As AI in health continues to evolve, programs like HUMAINE will be vital in training a future-ready workforce that can harness these tools for equity, not harm.


High-Performance Computing at a Crossroads

Deelman, Ewa, Jack Dongarra, Bruce Hendrickson, Amanda Randles, Daniel Reed, Edward Seidel, and Katherine Yelick. “High-performance computing at a crossroads.” Science 387, no. 6736 (2025): 829-831.

High-performance computing (HPC) has long been the silent engine powering advances in medicine, climate modeling, physics, and now AI. But the United States stands at a critical inflection point.

This policy piece, coauthored by leading voices in computing, is a call to action: the U.S. must adopt a long-term, comprehensive HPC strategy—or risk falling behind.

Why you should read this:

  • HPC is no longer just for simulations. It’s now a core enabler of AI, bioinformatics, drug discovery, and national defense.
  • The 2024 Nobel Prizes in physics, chemistry, and economics all highlighted the role of computing in scientific innovation.
  • Other global powers (EU, China, Japan) are rapidly investing in HPC ecosystems with national plans, while the U.S. lacks a post-Exascale roadmap.
  • Technical challenges are mounting: power consumption, chip fabrication costs, memory bottlenecks, and hardware mismatches with traditional modeling needs.
  • And yet, opportunities abound: hybrid HPC+AI systems, custom silicon, codesign architectures, and deeper public-private collaboration.

Key takeaways:

  • HPC is foundational to science, security, and economic competitiveness—but U.S. leadership is at risk.
  • We need a 10-year national roadmap spanning hardware, software, workforce, and access, built with input from academia, industry, labs, and policymakers.
  • Without action, we may lose not just leadership in HPC—but also the ability to lead in AI, precision health, and advanced science.

A “whole-nation” approach is no longer optional—it’s essential.

This paper is an urgent read for anyone working in science, tech policy, or computing.


Efficient, Automated Escape Routing for High-Density Pad Grids

Rachinskiy, Iakov, Dmitrii Rachinskii, and Jonathan Viventi. “Efficient, automated escape routing for high-density pad grids: deepest-exit-first algorithm for layer and wire count optimization.” Journal of Neural Engineering 22, no. 3 (2025): 036031.

As neural interfaces scale into the thousands of channels, designing compact, implantable devices becomes increasingly complex.
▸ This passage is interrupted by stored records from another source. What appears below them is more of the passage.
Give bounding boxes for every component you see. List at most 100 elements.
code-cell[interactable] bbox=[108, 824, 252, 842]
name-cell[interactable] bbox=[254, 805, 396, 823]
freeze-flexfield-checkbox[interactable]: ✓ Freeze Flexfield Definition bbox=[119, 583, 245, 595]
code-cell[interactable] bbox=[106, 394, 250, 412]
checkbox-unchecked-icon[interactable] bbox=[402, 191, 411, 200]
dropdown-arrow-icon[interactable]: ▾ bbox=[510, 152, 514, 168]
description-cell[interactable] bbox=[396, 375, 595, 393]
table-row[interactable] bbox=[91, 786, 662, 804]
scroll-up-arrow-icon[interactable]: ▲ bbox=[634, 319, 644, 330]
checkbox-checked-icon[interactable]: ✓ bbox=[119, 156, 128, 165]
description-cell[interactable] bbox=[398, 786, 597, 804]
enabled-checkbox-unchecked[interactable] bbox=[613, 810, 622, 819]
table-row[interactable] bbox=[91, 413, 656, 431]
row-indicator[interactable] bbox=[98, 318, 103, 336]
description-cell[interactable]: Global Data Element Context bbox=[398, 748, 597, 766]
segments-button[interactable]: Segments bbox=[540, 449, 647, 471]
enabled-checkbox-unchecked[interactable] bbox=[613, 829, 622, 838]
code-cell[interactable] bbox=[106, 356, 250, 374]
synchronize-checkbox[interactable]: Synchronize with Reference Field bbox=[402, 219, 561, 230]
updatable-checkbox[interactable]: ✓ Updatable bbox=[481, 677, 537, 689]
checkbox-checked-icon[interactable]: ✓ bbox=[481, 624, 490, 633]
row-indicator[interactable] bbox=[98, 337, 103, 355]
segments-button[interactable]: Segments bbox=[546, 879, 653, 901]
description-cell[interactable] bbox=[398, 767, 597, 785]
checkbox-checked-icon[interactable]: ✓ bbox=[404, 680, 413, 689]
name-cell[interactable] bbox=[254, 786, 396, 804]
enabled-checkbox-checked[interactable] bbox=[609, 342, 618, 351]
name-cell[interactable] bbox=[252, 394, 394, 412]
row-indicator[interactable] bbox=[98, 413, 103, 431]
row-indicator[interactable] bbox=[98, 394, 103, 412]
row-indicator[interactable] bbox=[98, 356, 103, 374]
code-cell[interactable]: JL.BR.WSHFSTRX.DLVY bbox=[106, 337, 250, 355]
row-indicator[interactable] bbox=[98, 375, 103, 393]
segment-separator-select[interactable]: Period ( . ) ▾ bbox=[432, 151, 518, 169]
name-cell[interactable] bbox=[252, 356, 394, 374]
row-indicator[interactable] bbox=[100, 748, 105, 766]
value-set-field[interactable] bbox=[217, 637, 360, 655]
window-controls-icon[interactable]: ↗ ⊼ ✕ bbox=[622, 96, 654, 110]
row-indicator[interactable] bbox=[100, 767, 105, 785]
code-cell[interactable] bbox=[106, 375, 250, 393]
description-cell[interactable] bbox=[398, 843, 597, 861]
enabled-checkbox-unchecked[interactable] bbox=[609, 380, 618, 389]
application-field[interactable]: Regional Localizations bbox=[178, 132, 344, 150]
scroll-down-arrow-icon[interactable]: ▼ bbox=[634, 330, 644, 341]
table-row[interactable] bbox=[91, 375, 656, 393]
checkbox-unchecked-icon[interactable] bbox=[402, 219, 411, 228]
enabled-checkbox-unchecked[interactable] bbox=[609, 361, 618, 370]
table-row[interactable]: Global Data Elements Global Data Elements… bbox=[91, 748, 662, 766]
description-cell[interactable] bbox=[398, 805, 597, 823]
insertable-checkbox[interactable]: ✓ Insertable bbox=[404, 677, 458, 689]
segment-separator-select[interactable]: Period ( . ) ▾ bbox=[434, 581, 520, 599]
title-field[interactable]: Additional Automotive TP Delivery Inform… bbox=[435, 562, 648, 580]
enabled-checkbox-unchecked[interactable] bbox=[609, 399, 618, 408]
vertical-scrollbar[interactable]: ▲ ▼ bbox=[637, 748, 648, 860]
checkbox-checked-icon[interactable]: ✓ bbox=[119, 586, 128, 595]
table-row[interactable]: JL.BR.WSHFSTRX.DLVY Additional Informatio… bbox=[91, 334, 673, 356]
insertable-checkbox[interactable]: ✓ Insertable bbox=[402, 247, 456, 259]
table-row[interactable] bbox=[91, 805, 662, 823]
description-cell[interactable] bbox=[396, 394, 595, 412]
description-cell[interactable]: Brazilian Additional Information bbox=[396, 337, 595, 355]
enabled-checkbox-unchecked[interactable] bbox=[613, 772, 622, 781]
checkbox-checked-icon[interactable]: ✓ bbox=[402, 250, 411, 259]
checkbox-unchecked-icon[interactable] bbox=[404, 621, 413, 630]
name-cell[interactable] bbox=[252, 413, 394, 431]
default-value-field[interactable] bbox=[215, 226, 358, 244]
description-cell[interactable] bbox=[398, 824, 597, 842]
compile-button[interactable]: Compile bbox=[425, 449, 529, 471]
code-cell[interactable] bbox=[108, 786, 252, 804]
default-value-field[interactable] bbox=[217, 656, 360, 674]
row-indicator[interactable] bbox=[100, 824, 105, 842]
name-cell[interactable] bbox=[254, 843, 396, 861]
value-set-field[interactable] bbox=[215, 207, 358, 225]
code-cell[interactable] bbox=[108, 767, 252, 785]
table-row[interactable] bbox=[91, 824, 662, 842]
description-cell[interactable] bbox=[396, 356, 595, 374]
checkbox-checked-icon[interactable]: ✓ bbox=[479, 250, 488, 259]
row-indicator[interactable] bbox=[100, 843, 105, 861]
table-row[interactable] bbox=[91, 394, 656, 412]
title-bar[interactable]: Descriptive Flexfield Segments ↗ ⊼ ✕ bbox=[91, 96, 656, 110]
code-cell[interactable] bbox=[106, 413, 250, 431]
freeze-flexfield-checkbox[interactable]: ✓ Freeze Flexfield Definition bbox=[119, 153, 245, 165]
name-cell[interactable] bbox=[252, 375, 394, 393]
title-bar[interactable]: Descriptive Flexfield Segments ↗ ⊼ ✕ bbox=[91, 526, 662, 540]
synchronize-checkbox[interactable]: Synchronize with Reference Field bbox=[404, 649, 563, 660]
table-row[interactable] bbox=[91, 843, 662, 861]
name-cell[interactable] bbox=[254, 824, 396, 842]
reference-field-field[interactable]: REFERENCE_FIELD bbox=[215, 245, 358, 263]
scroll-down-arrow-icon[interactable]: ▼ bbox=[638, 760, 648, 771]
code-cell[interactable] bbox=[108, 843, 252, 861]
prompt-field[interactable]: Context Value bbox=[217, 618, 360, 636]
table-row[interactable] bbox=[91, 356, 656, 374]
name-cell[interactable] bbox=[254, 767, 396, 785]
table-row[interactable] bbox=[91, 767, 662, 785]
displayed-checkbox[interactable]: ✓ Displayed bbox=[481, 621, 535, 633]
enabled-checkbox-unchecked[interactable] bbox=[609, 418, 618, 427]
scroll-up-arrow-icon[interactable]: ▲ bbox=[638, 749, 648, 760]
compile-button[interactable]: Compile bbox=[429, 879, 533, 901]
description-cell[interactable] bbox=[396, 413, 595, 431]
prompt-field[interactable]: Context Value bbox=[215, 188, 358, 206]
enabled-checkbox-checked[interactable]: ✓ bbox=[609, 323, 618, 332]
One of the biggest bottlenecks? Routing all those tiny electrical traces out of an impossibly dense pad grid.

This new article introduces a deepest-exit-first algorithm that tackles this challenge head-on. Focused on thin-film (TF) neural interfaces, the method provides a routing solution for grids where wires can’t fit between adjacent pads—something current tools often can’t handle.

Why you should read this:

  • Solves a real bottleneck in high-channel neural interface design, where trace routing can increase layer count and device size.
  • Automates escape routing, easing design iteration and enabling tighter integration with wireless electronics and ASICs.
  • Optimizes pad grids by intelligently removing non-essential pads—accepting that not every pad must be routed—improving flexibility and manufacturability.

Key takeaway:
This is more than a technical tweak—it’s a practical solution for the next generation of neural implants. As TF devices gain traction in research and clinical applications, efficient escape routing will be vital for maintaining implantability, reliability, and performance.